7.23 – Why do you keep coming back for more?*

* Excerto de “Cold to the touch”, de Ralph

Ralph, também conhecida como Raffa Weyman, chega-nos de Toronto, trazendo na bagagem um dos melhores exemplos de pop que ouvi nos últimos tempos, na forma do seu EP de estreia, intitulado tão simplesmente “Ralph”.

De acordo com a própria Ralph, este EP é o resultado de alguns anos de envolvência no meio musical de Toronto e, em particular, da interação com a comunidade criativa da mesma – Ralph pertence a um grupo – “Toronto Women in Music” – que facilita o networking dentro desta área e promove o diálogo e, de uma forma geral, a partilha e apoio entre indivíduos que se identificam com o sexo feminino, através do qual conseguiu manter-se ativa no meio musical enquanto desenvolvia o seu próprio projeto, a fazer coros e participando em videoclips de outros músicos, ou até a participar em criação de vestuário. Ralph considera que este é o momento em que se completa um círculo, quando são outras pessoas que a auxiliam nestes afazeres, tal como ela fez por outros artistas no passado.

Apesar da figura de Ralph existir já há alguns anos, só mais recentemente tal reflete verdadeiramente Raffa Weyman – em anos anteriores este foi um projeto em que colaborava com um outro parceiro criativo, numa interação nunca permitiu explorar verdadeiramente o seu próprio sentido criativo. Reconhecendo as limitações que daí decorriam, Raffa optou por seguir um caminho mais isolado, mantendo o nome artístico de Ralph, mas explorando mais as sonoridades que pretendia efetivamente transmitir, num percurso que se veio a concretizar no lançamento do seu EP de estreia, passados cerca de dois anos após essa opção de seguir um percurso distinto.

Raffa reconhece que, apesar das óbvias ligações consigo própria, o seu alter-ego Ralph assume um caráter mais aventureiro, permitindo-lhe explorar partes da sua personalidade que são menos cuidadosas e menos contidas. Ralph é, de facto, uma personagem estudada tanto a nível de sonoridade como de imagem e de relação com ao seus fãs (reconhecendo Raffa a importância das redes sociais na construção de uma carreira artística nos dias de hoje), uma constatação que não retira qualquer mérito ao seu trabalho mas que eventualmente permite até reconhecer a sua dedicação na criação de um projeto completo que lhe permita alcançar os seus objetivos.

Para finalizar, regresso ao que referi no início, porque vale a pena repetir: “Ralph” vale a pena ouvir, para quem aprecia pop puro e sem remorsos.
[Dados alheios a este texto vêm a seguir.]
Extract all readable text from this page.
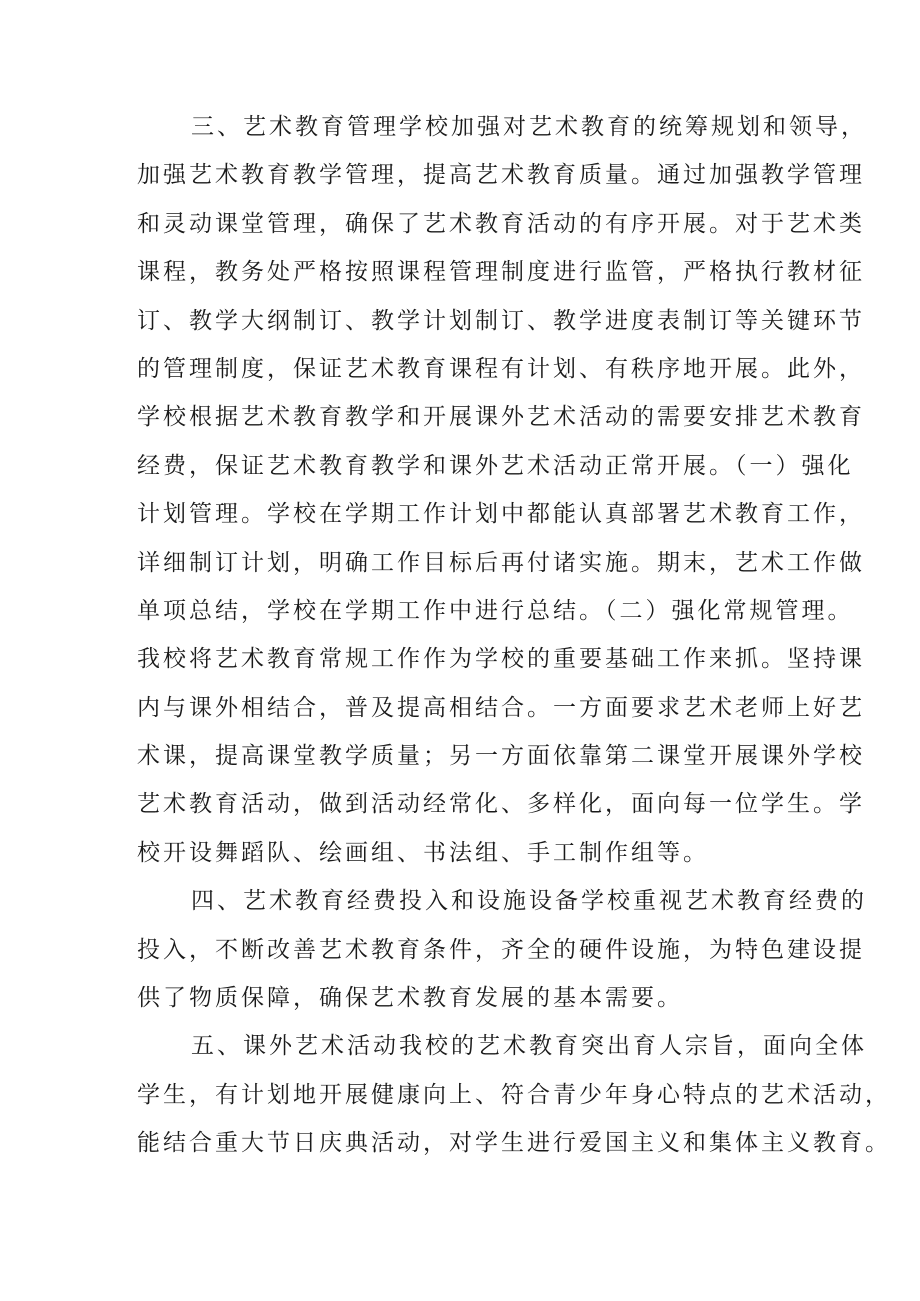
三、艺术教育管理学校加强对艺术教育的统筹规划和领导，
加强艺术教育教学管理，提高艺术教育质量。通过加强教学管理
和灵动课堂管理，确保了艺术教育活动的有序开展。对于艺术类
课程，教务处严格按照课程管理制度进行监管，严格执行教材征
订、教学大纲制订、教学计划制订、教学进度表制订等关键环节
的管理制度，保证艺术教育课程有计划、有秩序地开展。此外，
学校根据艺术教育教学和开展课外艺术活动的需要安排艺术教育
经费，保证艺术教育教学和课外艺术活动正常开展。（一）强化
计划管理。学校在学期工作计划中都能认真部署艺术教育工作，
详细制订计划，明确工作目标后再付诸实施。期末，艺术工作做
单项总结，学校在学期工作中进行总结。（二）强化常规管理。
我校将艺术教育常规工作作为学校的重要基础工作来抓。坚持课
内与课外相结合，普及提高相结合。一方面要求艺术老师上好艺
术课，提高课堂教学质量；另一方面依靠第二课堂开展课外学校
艺术教育活动，做到活动经常化、多样化，面向每一位学生。学
校开设舞蹈队、绘画组、书法组、手工制作组等。
四、艺术教育经费投入和设施设备学校重视艺术教育经费的
投入，不断改善艺术教育条件，齐全的硬件设施，为特色建设提
供了物质保障，确保艺术教育发展的基本需要。
五、课外艺术活动我校的艺术教育突出育人宗旨，面向全体
学生，有计划地开展健康向上、符合青少年身心特点的艺术活动，
能结合重大节日庆典活动，对学生进行爱国主义和集体主义教育。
Referências óbvias a Carly Rae Jepsen e ao seu fantástico álbum de 2015 “Emotion” vêm à mente, pela qualidade pop e coesão do álbum num todo, mas Ralph consegue habilmente produzir a sua própria sonoridade, destacando-se o suficiente para que não seja caracterizada apenas como seguidora mas também como criando o seu próprio espaço e caminho. Com o seu EP lançado há pouco tempo, Ralph pensa já no futuro e naquilo que poderá ser o seu álbum de estreia completo, que tenciona que seja maior, melhor, mais interessante e mais surpreendente. Depois de um EP destes não será tarefa fácil, mas aguardemos, com expectativa.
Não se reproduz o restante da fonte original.